Media insiders are at a loss to explain how a tender last week for operating rights over a new Kyiv television channel went off with almost nobody knowing about it.
While the winner of the Nov. 20 tender for channel 40 in Kyiv has not yet been announced, speculation has arisen that the State Television and Radio Council, which administered the tender, predetermined the result. That would not surprise some industry insiders.
‘It happens all the time in television here that nobody hears about things,’ said Yury Labunsky, president of Ukrainian Association of Cable TV Operators. Labunsky emphasized that neither he nor any of his friends in the industry were aware of the tender until after it had been held.
The few who did know about the tender were given short notice. The competition was announced only in the beginning of November. This gave companies less than three weeks to prepare and submit a veritable stack of required documents, including a financial statement and a complete proposed programming menu.
State TV and Radio Council head Viktor Petrenko did little to suppress suspicion that the tender was merely a formality.
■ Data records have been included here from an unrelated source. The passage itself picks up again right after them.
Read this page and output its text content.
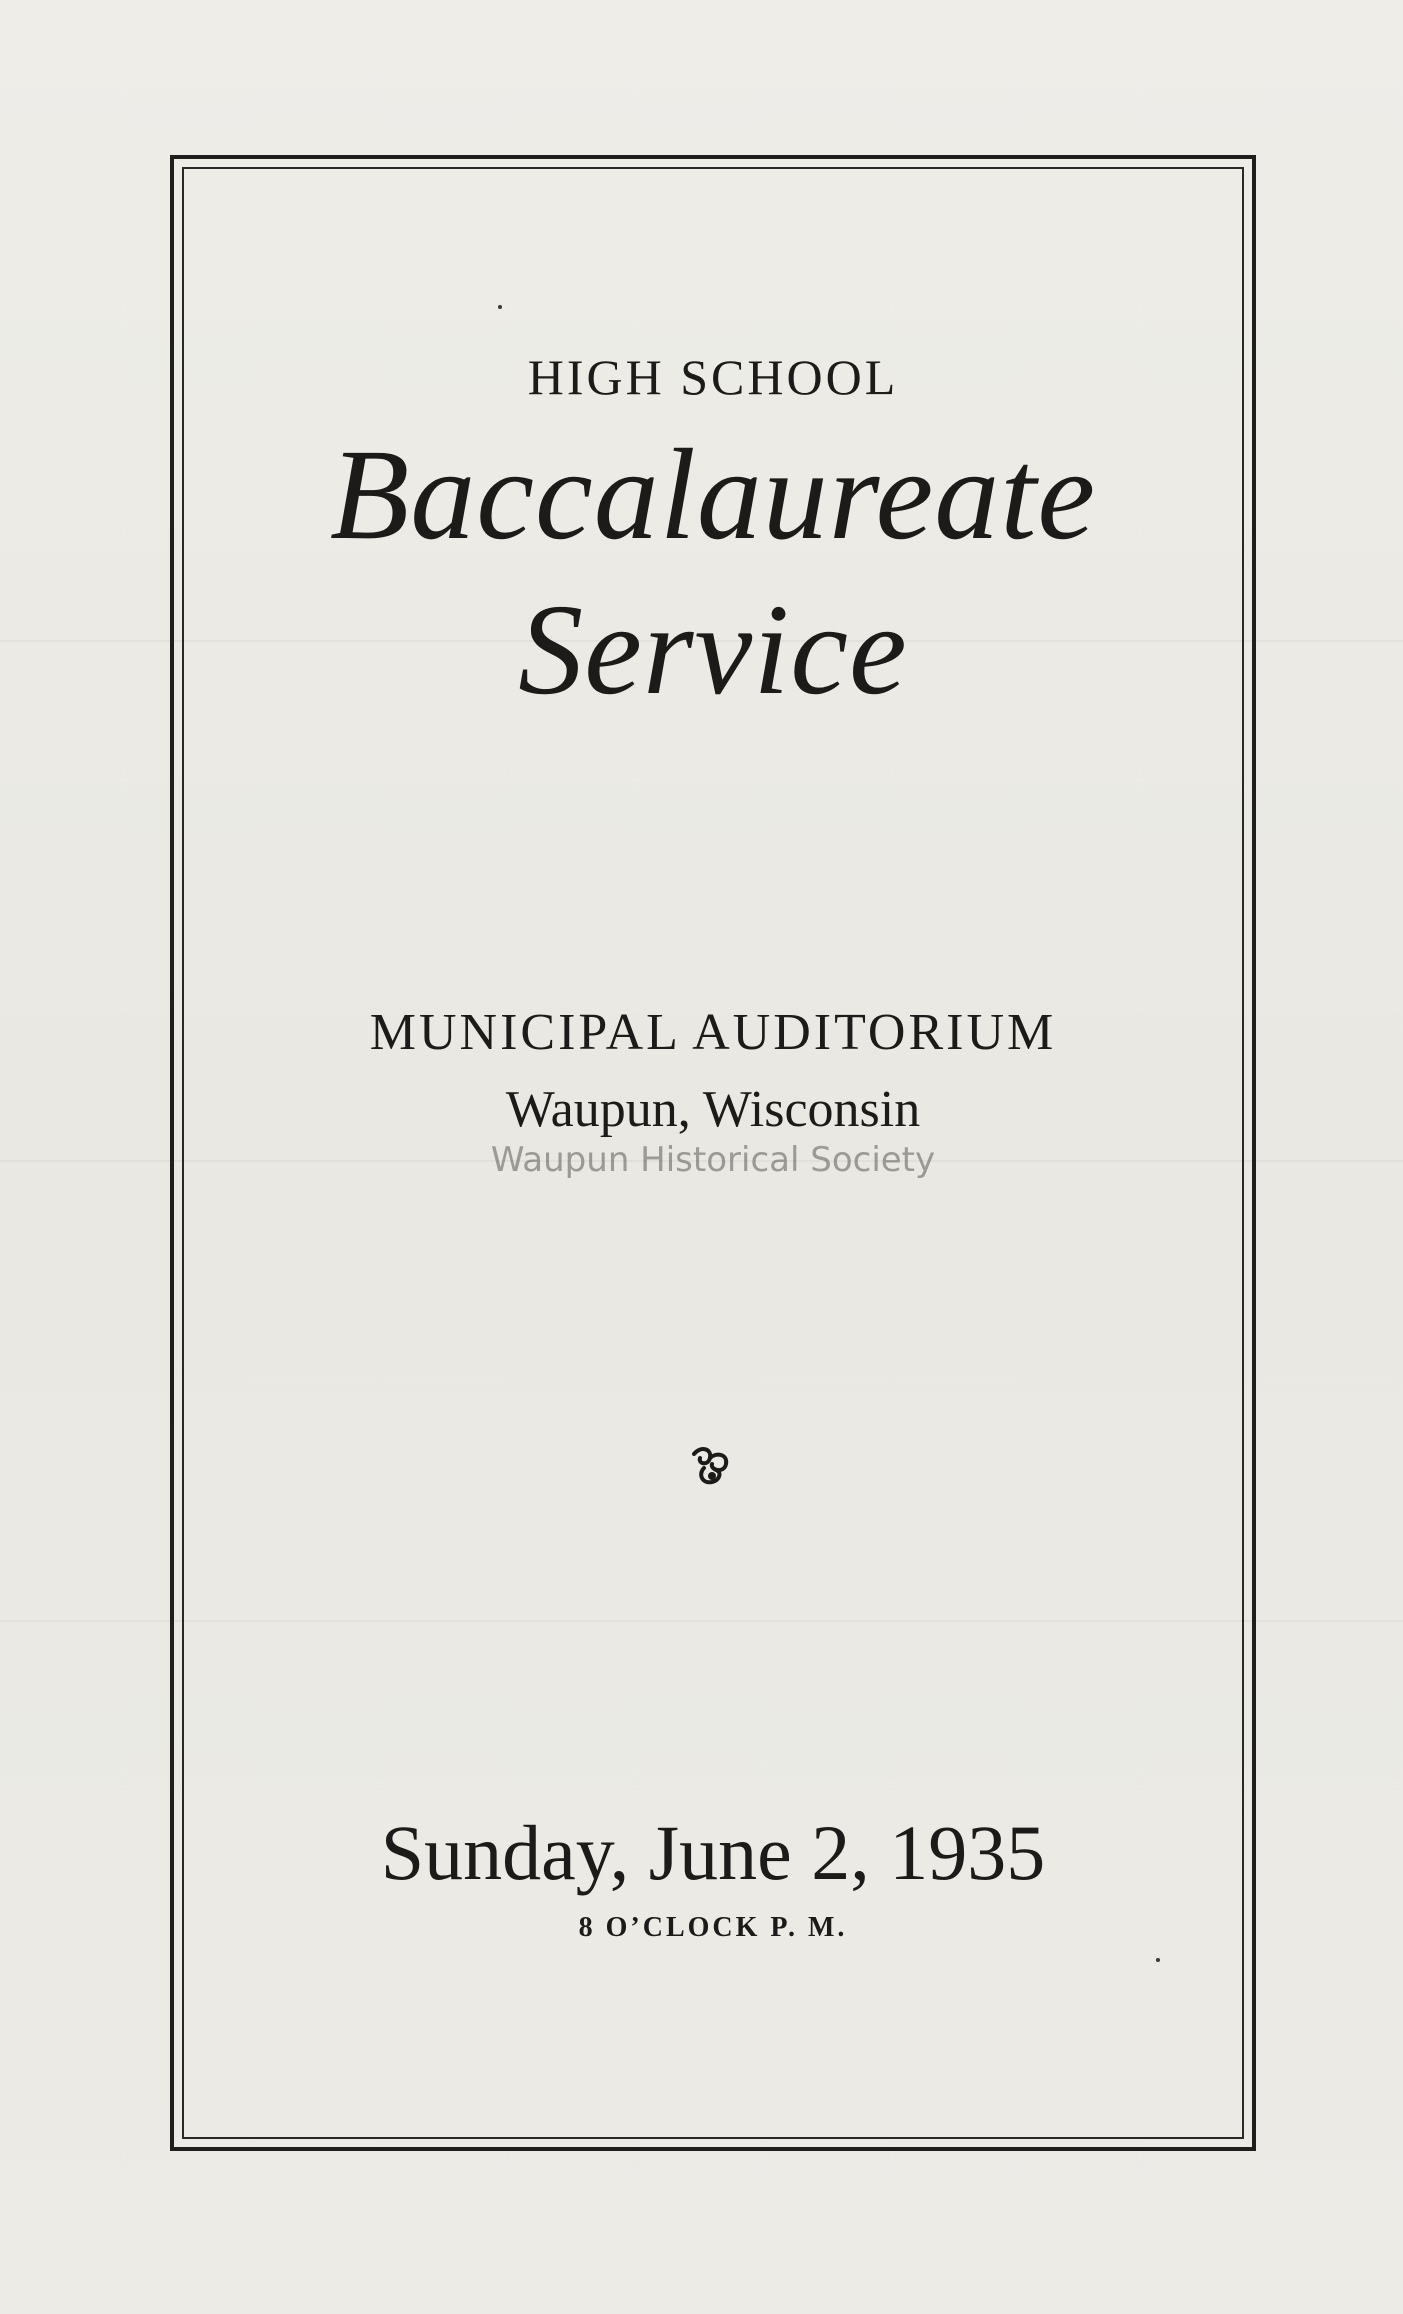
HIGH SCHOOL
Baccalaureate
Service
MUNICIPAL AUDITORIUM
Waupun, Wisconsin
Waupun Historical Society
Sunday, June 2, 1935
8 O’CLOCK P. M.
Without giving any names, he openly admitted there was a ‘specific’ company interested in the channel, and that company would likely be chosen the winner of the tender.
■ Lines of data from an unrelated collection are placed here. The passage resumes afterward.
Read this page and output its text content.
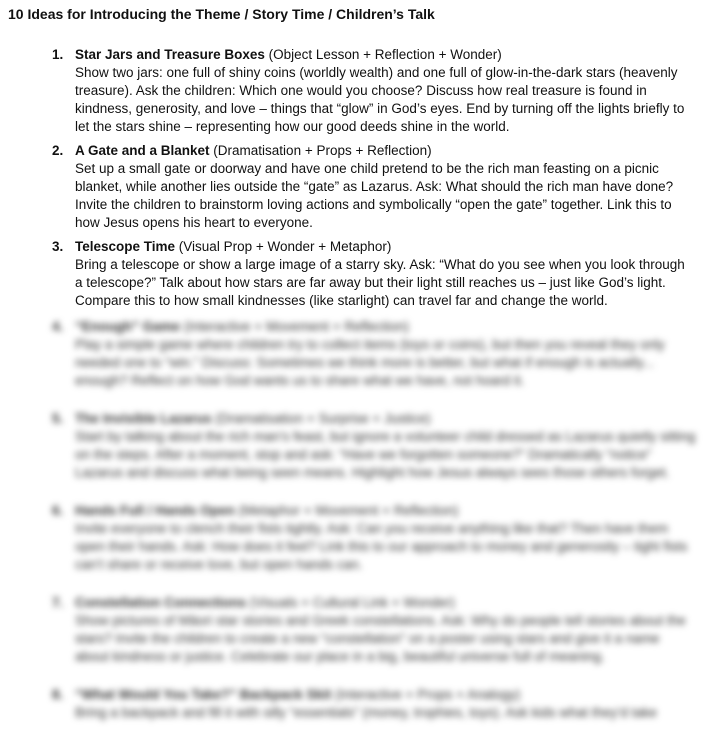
10 Ideas for Introducing the Theme / Story Time / Children’s Talk
1. Star Jars and Treasure Boxes (Object Lesson + Reflection + Wonder)
Show two jars: one full of shiny coins (worldly wealth) and one full of glow-in-the-dark stars (heavenly treasure). Ask the children: Which one would you choose? Discuss how real treasure is found in kindness, generosity, and love – things that “glow” in God’s eyes. End by turning off the lights briefly to let the stars shine – representing how our good deeds shine in the world.
2. A Gate and a Blanket (Dramatisation + Props + Reflection)
Set up a small gate or doorway and have one child pretend to be the rich man feasting on a picnic blanket, while another lies outside the “gate” as Lazarus. Ask: What should the rich man have done? Invite the children to brainstorm loving actions and symbolically “open the gate” together. Link this to how Jesus opens his heart to everyone.
3. Telescope Time (Visual Prop + Wonder + Metaphor)
Bring a telescope or show a large image of a starry sky. Ask: “What do you see when you look through a telescope?” Talk about how stars are far away but their light still reaches us – just like God’s light. Compare this to how small kindnesses (like starlight) can travel far and change the world.
4. “Enough” Game (Interactive + Movement + Reflection)
Play a simple game where children try to collect items (toys or coins), but then you reveal they only needed one to “win.” Discuss: Sometimes we think more is better, but what if enough is actually... enough? Reflect on how God wants us to share what we have, not hoard it.
5. The Invisible Lazarus (Dramatisation + Surprise + Justice)
Start by talking about the rich man’s feast, but ignore a volunteer child dressed as Lazarus quietly sitting on the steps. After a moment, stop and ask: “Have we forgotten someone?” Dramatically “notice” Lazarus and discuss what being seen means. Highlight how Jesus always sees those others forget.
6. Hands Full / Hands Open (Metaphor + Movement + Reflection)
Invite everyone to clench their fists tightly. Ask: Can you receive anything like that? Then have them open their hands. Ask: How does it feel? Link this to our approach to money and generosity – tight fists can’t share or receive love, but open hands can.
7. Constellation Connections (Visuals + Cultural Link + Wonder)
Show pictures of Māori star stories and Greek constellations. Ask: Why do people tell stories about the stars? Invite the children to create a new “constellation” on a poster using stars and give it a name about kindness or justice. Celebrate our place in a big, beautiful universe full of meaning.
8. “What Would You Take?” Backpack Skit (Interactive + Props + Analogy)
Bring a backpack and fill it with silly “essentials” (money, trophies, toys). Ask kids what they’d take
Citing a speech given by Petrenko to the parliamentary council on freedom of speech, several local newspapers quoted Petrenko as saying that same company initiated the creation of channel 40. He said the company estimated the prospective cost of the project, researched potential frequencies and submitted all details to the TV and Radio Council.
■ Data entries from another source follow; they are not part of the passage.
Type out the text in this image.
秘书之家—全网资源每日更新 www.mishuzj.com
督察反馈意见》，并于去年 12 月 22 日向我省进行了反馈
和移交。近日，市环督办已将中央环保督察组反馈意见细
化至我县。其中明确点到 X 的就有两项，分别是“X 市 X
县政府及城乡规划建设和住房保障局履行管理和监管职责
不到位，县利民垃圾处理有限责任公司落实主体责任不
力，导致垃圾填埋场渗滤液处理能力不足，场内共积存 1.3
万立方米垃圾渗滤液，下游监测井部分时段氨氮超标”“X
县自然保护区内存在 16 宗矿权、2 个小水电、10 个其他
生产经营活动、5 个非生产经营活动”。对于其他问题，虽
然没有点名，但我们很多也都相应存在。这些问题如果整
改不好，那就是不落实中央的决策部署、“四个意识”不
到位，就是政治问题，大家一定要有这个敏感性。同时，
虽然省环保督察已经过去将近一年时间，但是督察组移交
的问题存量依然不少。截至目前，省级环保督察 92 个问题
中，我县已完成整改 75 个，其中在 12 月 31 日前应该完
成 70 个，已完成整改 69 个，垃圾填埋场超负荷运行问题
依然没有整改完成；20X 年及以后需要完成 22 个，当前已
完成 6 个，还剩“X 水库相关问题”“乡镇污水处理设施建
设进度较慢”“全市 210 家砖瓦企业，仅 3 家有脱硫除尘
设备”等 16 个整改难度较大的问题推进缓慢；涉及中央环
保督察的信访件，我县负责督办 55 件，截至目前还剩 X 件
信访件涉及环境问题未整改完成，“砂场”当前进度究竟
‘Why allow someone else to get hold of the result of [the company’s] work?’ Petrenko asked of the parliament deputies in attendance at the meeting.
Petrenko’s words seemed to contradict fellow TV and Radio Council member Volodymry Horobtsov, who denied the results of the tender are being rigged. Horobtsov accused enemies of the TV and Radio Council of spreading that rumor.
‘I don’t remember a single case when a decision was made in advance,’ he said.
Horobtsov described his colleague Petrenko as a ‘real professional’ and said that most council members were capable of making reasonable guesses as to who might win the tender.
‘It’s like a judge going to a trial: he knows roughly what sentence might come out in a particular case,’ Horobtsov said.
Horobtsov declined to make any predictions himself. He also refused to identify any of the applicants in the tender, saying only that several companies were involved.
‘We would still accept documents if somebody brought them in today,’ he said on Tuesday, four days after the official Nov. 27 deadline for applications.
Meanwhile, speculation runs rampant as to the identity of the tender winner.
The Den newspaper suggested the winner would be Gravis, a private production company controlled by controversial parliament deputy and former presidential adviser Oleksandr Volkov.
A group of parliament deputies recently accused Volkov of corruption, abuse of power and hiding his profits from illegal business activities in foreign bank accounts.